Tobias Burnus <burnus at gcc dot gnu.org> changed:

           What    |Removed                     |Added
----------------------------------------------------------------------------
         Resolution|---                         |FIXED
             Status|NEW                         |RESOLVED

--- Comment #7 from Tobias Burnus <burnus at gcc dot gnu.org> ---
Close as FIXED - and thanks to Michael for the report!

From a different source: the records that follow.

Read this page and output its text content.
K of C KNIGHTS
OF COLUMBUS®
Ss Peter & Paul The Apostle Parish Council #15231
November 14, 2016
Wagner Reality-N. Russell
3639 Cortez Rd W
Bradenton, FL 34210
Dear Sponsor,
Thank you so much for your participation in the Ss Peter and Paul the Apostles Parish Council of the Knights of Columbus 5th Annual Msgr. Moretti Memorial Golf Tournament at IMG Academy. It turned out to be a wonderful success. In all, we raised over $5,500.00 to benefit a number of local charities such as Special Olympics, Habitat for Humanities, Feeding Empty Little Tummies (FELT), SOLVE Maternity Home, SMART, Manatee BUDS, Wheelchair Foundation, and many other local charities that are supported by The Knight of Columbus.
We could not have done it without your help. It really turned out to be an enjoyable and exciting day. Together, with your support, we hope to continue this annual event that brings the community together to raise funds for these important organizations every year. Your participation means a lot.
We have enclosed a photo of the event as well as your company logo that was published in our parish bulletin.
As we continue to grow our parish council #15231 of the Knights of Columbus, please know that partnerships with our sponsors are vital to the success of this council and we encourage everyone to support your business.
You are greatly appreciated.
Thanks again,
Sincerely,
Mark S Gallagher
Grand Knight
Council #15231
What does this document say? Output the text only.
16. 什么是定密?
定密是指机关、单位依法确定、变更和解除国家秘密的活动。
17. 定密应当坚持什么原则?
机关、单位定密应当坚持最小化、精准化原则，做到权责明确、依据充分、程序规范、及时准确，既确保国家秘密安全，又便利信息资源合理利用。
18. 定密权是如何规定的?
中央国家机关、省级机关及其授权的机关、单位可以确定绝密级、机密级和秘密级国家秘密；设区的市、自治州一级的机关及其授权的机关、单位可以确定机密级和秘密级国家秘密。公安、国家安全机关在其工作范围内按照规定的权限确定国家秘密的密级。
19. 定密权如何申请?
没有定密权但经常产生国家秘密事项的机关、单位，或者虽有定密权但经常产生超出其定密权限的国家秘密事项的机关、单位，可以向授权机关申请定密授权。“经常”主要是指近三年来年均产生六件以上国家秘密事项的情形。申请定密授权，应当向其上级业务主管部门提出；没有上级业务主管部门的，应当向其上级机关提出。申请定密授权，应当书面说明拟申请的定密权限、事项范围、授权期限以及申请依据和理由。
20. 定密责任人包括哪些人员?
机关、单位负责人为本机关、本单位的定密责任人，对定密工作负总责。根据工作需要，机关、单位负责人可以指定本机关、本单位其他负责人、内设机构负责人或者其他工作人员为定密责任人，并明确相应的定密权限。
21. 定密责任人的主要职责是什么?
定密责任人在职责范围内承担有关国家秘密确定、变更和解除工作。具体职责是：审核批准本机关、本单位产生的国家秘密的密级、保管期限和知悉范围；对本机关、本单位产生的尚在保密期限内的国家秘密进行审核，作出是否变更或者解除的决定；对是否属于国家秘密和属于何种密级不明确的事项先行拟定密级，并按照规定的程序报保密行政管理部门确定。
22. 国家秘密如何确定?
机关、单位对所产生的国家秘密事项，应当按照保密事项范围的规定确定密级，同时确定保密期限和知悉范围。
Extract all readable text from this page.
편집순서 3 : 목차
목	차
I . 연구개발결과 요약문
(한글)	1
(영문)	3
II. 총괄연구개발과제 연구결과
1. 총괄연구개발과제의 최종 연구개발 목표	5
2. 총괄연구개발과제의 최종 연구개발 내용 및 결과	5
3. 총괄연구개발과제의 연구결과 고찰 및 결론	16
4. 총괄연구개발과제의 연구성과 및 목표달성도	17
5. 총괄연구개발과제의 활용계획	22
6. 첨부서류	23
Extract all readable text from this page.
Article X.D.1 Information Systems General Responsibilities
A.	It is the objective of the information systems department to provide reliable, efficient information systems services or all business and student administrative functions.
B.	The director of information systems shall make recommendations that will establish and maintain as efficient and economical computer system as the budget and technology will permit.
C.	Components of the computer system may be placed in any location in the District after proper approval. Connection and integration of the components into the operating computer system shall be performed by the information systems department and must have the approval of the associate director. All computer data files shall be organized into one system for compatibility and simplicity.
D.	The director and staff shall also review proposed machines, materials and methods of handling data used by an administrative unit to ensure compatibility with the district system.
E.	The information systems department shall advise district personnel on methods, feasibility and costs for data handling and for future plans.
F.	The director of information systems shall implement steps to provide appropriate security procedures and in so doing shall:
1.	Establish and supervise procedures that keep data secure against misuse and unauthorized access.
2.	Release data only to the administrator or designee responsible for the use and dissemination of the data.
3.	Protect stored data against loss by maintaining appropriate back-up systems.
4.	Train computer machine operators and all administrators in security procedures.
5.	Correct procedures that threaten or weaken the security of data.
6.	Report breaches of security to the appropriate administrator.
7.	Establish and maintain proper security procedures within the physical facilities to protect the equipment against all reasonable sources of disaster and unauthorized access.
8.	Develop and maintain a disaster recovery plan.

On GCC 13 (mainline), only:
* For intent(out), the pointless code is no longer produced
  and, thus, also the warning is gone.

→ No backport to GCC 12 planned as this was only a bogus warning
  that ignored the "nullify()" - contrary to the generated code.


* PR middle-end/108906 – tracks the bogus warning with -O0 (gone with
  optimization). Note: this message contains "may", i.e. the message
  is correct (even if the "may" never occurs).
  The issue still occurs with any intent but 'intent(out)'


* The generated code is/was fine – except possibly for the following,
  but we cannot do anything about this with the current descriptors:

– For undefined pointers, which is valid* if no 'intent' is known
  at the caller side (and the pointer is not read in the called proc):
  Unless the pointer happens to point to NULL, the code will access unit
  memory and might even overflowing integer arithmetic.
→ Should be usually still fine as long nothing is trapping or overflows
  are checked for with -fsanitize=undefined. (And cannot be avoided.)

[(*) it is also valid with 'intent(out)' but since the just committed patch,
GCC 13 no longer generates affected code.]